A Agência Nacional do Petróleo, Gás Natural e Biocombustíveis (ANP) abriu a Consulta e Audiência Públicas nº 16/2026 para debater a regulamentação do Programa de Redução da Concentração no Mercado de Gás Natural, conhecido como 'gas release'. A iniciativa busca impulsionar a competitividade do setor ao prever a obrigação de agentes com posição relevante ofertarem volumes em leilões anuais. A consulta está aberta desde 7 de agosto e recebe contribuições até 28 de setembro de 2026, com audiência pública marcada para 21 de outubro.
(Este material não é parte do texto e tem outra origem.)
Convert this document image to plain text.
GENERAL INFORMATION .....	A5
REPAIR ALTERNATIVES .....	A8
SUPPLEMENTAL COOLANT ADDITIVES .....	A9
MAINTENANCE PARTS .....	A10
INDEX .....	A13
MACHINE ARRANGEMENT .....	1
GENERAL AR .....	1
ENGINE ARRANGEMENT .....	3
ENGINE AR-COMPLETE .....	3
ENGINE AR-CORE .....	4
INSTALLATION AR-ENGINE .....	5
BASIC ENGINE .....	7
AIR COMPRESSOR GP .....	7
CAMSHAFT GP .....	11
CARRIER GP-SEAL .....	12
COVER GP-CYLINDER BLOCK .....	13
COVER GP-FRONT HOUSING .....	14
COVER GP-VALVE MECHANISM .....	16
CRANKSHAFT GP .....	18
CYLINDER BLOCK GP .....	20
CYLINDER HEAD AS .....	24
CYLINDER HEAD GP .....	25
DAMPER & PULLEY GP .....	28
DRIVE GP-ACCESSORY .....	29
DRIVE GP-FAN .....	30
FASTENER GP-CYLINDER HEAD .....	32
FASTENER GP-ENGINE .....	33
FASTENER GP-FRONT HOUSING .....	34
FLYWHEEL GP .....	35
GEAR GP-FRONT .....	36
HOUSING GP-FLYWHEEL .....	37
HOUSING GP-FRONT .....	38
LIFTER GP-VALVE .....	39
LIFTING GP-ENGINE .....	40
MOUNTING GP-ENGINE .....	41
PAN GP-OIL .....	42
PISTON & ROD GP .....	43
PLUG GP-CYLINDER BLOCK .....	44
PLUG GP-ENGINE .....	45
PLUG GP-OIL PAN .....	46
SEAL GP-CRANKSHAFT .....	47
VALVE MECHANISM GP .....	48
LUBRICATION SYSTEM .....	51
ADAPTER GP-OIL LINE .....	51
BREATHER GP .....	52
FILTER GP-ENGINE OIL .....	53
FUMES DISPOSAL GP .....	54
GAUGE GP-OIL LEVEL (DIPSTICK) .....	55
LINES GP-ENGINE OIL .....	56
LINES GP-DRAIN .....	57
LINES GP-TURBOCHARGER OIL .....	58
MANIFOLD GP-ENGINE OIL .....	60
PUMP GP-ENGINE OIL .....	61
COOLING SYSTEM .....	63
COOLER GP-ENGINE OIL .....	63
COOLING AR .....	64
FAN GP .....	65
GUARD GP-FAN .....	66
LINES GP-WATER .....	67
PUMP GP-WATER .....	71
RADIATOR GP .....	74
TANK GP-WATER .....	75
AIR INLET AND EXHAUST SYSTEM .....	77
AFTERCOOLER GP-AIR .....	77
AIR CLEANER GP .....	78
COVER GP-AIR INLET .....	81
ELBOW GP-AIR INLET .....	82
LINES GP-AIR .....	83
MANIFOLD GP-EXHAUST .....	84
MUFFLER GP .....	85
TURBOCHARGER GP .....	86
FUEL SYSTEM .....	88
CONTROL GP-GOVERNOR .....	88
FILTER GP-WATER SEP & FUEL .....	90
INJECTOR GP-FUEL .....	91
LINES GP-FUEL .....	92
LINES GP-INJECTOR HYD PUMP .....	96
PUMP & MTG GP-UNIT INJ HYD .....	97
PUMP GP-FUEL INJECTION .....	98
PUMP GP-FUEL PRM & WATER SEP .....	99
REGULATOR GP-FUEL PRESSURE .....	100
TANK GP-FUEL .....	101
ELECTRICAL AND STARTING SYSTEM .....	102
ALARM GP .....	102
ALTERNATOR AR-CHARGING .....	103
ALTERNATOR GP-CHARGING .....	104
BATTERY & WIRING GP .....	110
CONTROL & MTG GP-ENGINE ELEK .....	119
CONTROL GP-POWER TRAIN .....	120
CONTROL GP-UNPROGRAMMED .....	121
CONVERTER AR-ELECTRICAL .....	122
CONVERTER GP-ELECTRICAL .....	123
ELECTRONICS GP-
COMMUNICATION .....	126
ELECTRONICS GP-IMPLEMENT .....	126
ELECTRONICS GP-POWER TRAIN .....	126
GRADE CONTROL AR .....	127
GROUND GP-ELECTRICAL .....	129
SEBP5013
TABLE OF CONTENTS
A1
O mecanismo proposto pela ANP estabelece ciclos de quatro anos, a partir de 2027, nos quais os agentes designados deverão disponibilizar volumes de gás em leilões, sendo vedada a participação do próprio grupo econômico como adquirente. A Petrobras é expressamente designada para o primeiro ciclo. A calibragem regulatória definirá volumes, preço mínimo inicial e duração da medida, priorizando gás nacional de terceiros ou importado via Gasbol, em um esforço de desverticalização e aumento da liquidez do mercado.
A agência tem como meta reduzir o índice de concentração do mercado atacadista não termelétrico de gás natural de aproximadamente 3.750 para 2.500 pontos até 2030, o que indica um aumento significativo na diversidade de fornecedores. A expectativa é de maior concorrência e aprimoramento na formação de preços, com potencial benefício ao consumidor final, como observado em um precedente regional no Nordeste, onde a abertura do mercado resultou em queda de 48% no preço médio atacadista entre 2019 e 2024.
A proposta se insere na agenda regulatória 2025-2026 da ANP, que já contemplou o fim do direito de preferência em gasodutos e UPGNs e regras para acesso de terceiros a terminais de GNL, consolidando a reforma do setor. Embora a medida seja amparada pelo Art. 33 da Nova Lei do Gás (Lei nº 14.134/2021), a obrigatoriedade de desinvestimento de volumes por agentes relevantes pode gerar contestações, e a consulta prévia ao Cade, prevista na proposta, será crucial para mitigar riscos regulatórios e jurídicos.